En la fachada de su casa refugio, la pintora y ceramista Omaira ha dibujado un árbol de grandes proporciones; un indicador perfecto para llegar a su hotelito. Delante está esperándonos Antonio, don Antonio a partir de este momento. Así podremos distinguirlo de los otros dos Antonios (el Conseguidor y el Estoico) que llevamos en el grupo. La furgoneta que ha traído, una Mercedes Benz, tiene un “aspecto” impecable, 18 plazas y un amplio maletero en el que cabe con holgura el equipaje. Don Antonio tiende a obeso, fortachón, rechoncho; es grandote, ronda los 40 años y ha engendrado 7 hijos ¡siete ya! con un par de mujeres. Y aún engendrará alguno más, supongo, pues, por lo que cuenta y observamos en el tiempo de viaje que compartimos con él, no da puntada sin hilo.
Tras las presentaciones de rigor y sentida despedidas de Omaira (que antes de partir nos enseña su casa y sus trabajos artísticos) abandonamos la ruidosa Bogotá hacia Villa de Leyva. Tenemos por delante 165 km a recorrer por la nacional 55 y la ruta 60.
Dejamos atrás la mega ciudad de Bogotá para adentrarnos en una orografía en continuo sube y baja. Pueblos pequeños, granjas y, por lo que se ve a primera vista, un mundo rural todavía en desarrollo. Las tres horas de viaje previstas resultan más de cuatro pues nos lo tomamos con calma. No hay demasiado tráfico y don Antonio conduce despacio, con prudencia.
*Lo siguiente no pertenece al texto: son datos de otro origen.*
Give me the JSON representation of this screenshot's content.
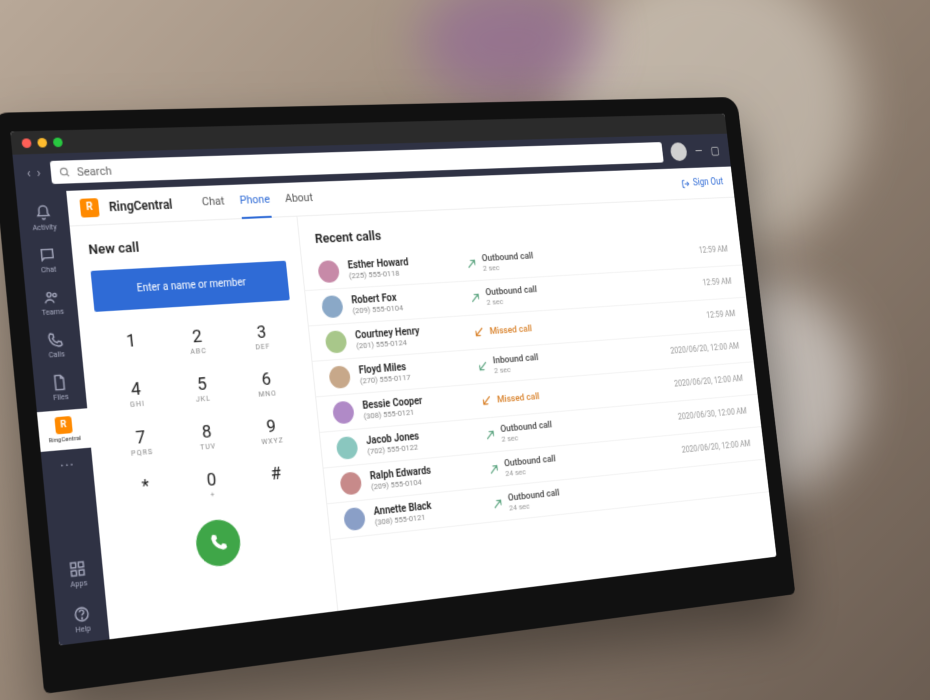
{
  "window": {
    "mac_dots": [
      "#ff5f57",
      "#febc2e",
      "#28c840"
    ]
  },
  "topbar": {
    "search_placeholder": "Search",
    "signout_label": "Sign Out"
  },
  "rail": {
    "items": [
      {
        "id": "activity",
        "label": "Activity"
      },
      {
        "id": "chat",
        "label": "Chat"
      },
      {
        "id": "teams",
        "label": "Teams"
      },
      {
        "id": "calls",
        "label": "Calls"
      },
      {
        "id": "files",
        "label": "Files"
      },
      {
        "id": "ringcentral",
        "label": "RingCentral"
      },
      {
        "id": "more",
        "label": ""
      }
    ],
    "bottom": [
      {
        "id": "apps",
        "label": "Apps"
      },
      {
        "id": "help",
        "label": "Help"
      }
    ]
  },
  "app": {
    "brand_initial": "R",
    "title": "RingCentral",
    "tabs": [
      {
        "id": "chat",
        "label": "Chat"
      },
      {
        "id": "phone",
        "label": "Phone"
      },
      {
        "id": "about",
        "label": "About"
      }
    ],
    "active_tab": "phone"
  },
  "dialer": {
    "title": "New call",
    "placeholder": "Enter a name or member",
    "keys": [
      {
        "d": "1",
        "l": ""
      },
      {
        "d": "2",
        "l": "ABC"
      },
      {
        "d": "3",
        "l": "DEF"
      },
      {
        "d": "4",
        "l": "GHI"
      },
      {
        "d": "5",
        "l": "JKL"
      },
      {
        "d": "6",
        "l": "MNO"
      },
      {
        "d": "7",
        "l": "PQRS"
      },
      {
        "d": "8",
        "l": "TUV"
      },
      {
        "d": "9",
        "l": "WXYZ"
      },
      {
        "d": "*",
        "l": ""
      },
      {
        "d": "0",
        "l": "+"
      },
      {
        "d": "#",
        "l": ""
      }
    ]
  },
  "recent": {
    "title": "Recent calls",
    "calls": [
      {
        "name": "Esther Howard",
        "phone": "(225) 555-0118",
        "type": "Outbound call",
        "type_kind": "out",
        "duration": "2 sec",
        "time": "12:59 AM"
      },
      {
        "name": "Robert Fox",
        "phone": "(209) 555-0104",
        "type": "Outbound call",
        "type_kind": "out",
        "duration": "2 sec",
        "time": "12:59 AM"
      },
      {
        "name": "Courtney Henry",
        "phone": "(201) 555-0124",
        "type": "Missed call",
        "type_kind": "missed",
        "duration": "",
        "time": "12:59 AM"
      },
      {
        "name": "Floyd Miles",
        "phone": "(270) 555-0117",
        "type": "Inbound call",
        "type_kind": "in",
        "duration": "2 sec",
        "time": "2020/06/20, 12:00 AM"
      },
      {
        "name": "Bessie Cooper",
        "phone": "(308) 555-0121",
        "type": "Missed call",
        "type_kind": "missed",
        "duration": "",
        "time": "2020/06/20, 12:00 AM"
      },
      {
        "name": "Jacob Jones",
        "phone": "(702) 555-0122",
        "type": "Outbound call",
        "type_kind": "out",
        "duration": "2 sec",
        "time": "2020/06/30, 12:00 AM"
      },
      {
        "name": "Ralph Edwards",
        "phone": "(209) 555-0104",
        "type": "Outbound call",
        "type_kind": "out",
        "duration": "24 sec",
        "time": "2020/06/20, 12:00 AM"
      },
      {
        "name": "Annette Black",
        "phone": "(308) 555-0121",
        "type": "Outbound call",
        "type_kind": "out",
        "duration": "24 sec",
        "time": ""
      }
    ]
  }
}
En el desvío para tomar la ruta 60 hacia Samacá, kilómetros antes de Tunja, nos detenemos en el arcén para comprar melocotones, recién cortados del árbol, a una campesina; tienen el sabor recio y dulzón de aquellos que, escasamente maduros, comía de niño en el pueblo.
A la caída de la tarde llegamos a Villa de Leyva. Enseguida se comprende por qué estamos aquí; que no es sólo para hacer senderismo en el Parque Nacional de Iguaque, sino, principalmente, por la singularidad y belleza que encierra la villa. Es como si el tiempo se hubiera detenido y las casas, levantadas cuatro siglos atrás, estuvieran en hibernación. ¡Todas se parecen! Muchas han sido restauradas conservando la forma y sabor colonial. No tienen más de dos alturas y lucen aún las jambas, dinteles, rejería, aleros y aquellos viejos portones de madera.
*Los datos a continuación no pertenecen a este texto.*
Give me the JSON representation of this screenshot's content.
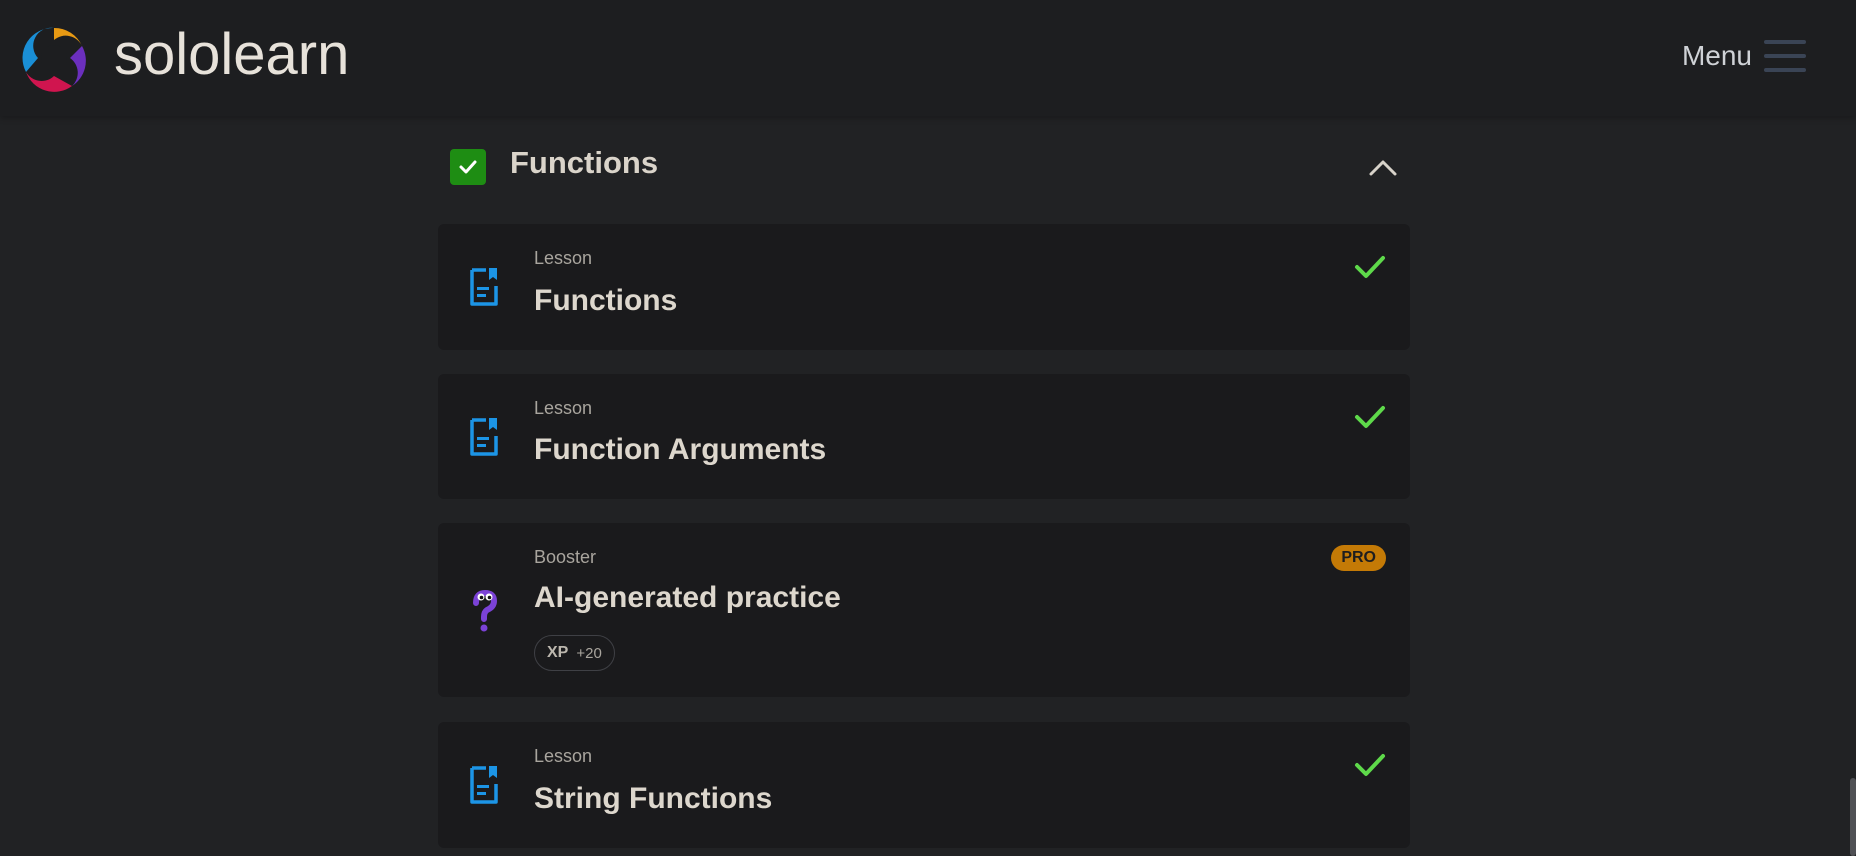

La casa que reservamos ayer está cerrada a cal y canto. Llamamos por teléfono y la chica que contesta al otro lado del hilo dice que viene a buscarnos para conducirnos al hotel Las Palmas, un caserón restaurado, recién inaugurado como hotel.
Ya se sabe que lo nuestro es resolver sobre la marcha, ya sea alojamiento, traslados, o qué hacer cuando llegamos a un lugar… Gestionar la indecisión y las dudas nos ocupan nuestro tiempo. Pero lo tenemos asumido; es nuestra forma de viajar. Asimismo, aceptamos que ese constante discernir, dudar continuamente o disentir sobre un hecho o una situación, como si cada uno de los diez que conformamos el grupo estuviese enredado en su propia madeja, forma parte de nuestra aventura. Podemos enfrascarnos varias horas con argumentaciones bizantinas antes de tomar la decisión más peregrina o hablar cuatro o cinco a la vez, pero aceptamos que esta es la argamasa que sustenta nuestra forma de andar por el mundo; es la forma de ir de la ceca a la meca sin alterarnos. A cambio de ese tiempo empleado en poner orden y dar luz a mil galimatías, gozamos de absoluta libertad para que cada cual haga lo que le plazca, ir dónde quiera y cómo quiera y… no por eso el grupo se rompe o alguien se enfada. Puede que nuestra experiencia viajera desde fuera se imagine agotadora; confusa desde luego –y a veces lo es, claro–. Pero tenemos asumido que funcionamos así, y a la larga nos compensa. La alternativa, si se desatara el conflicto, es agarrarse a la filosofía del pez: sangre fría y que lo que no te guste te resbale.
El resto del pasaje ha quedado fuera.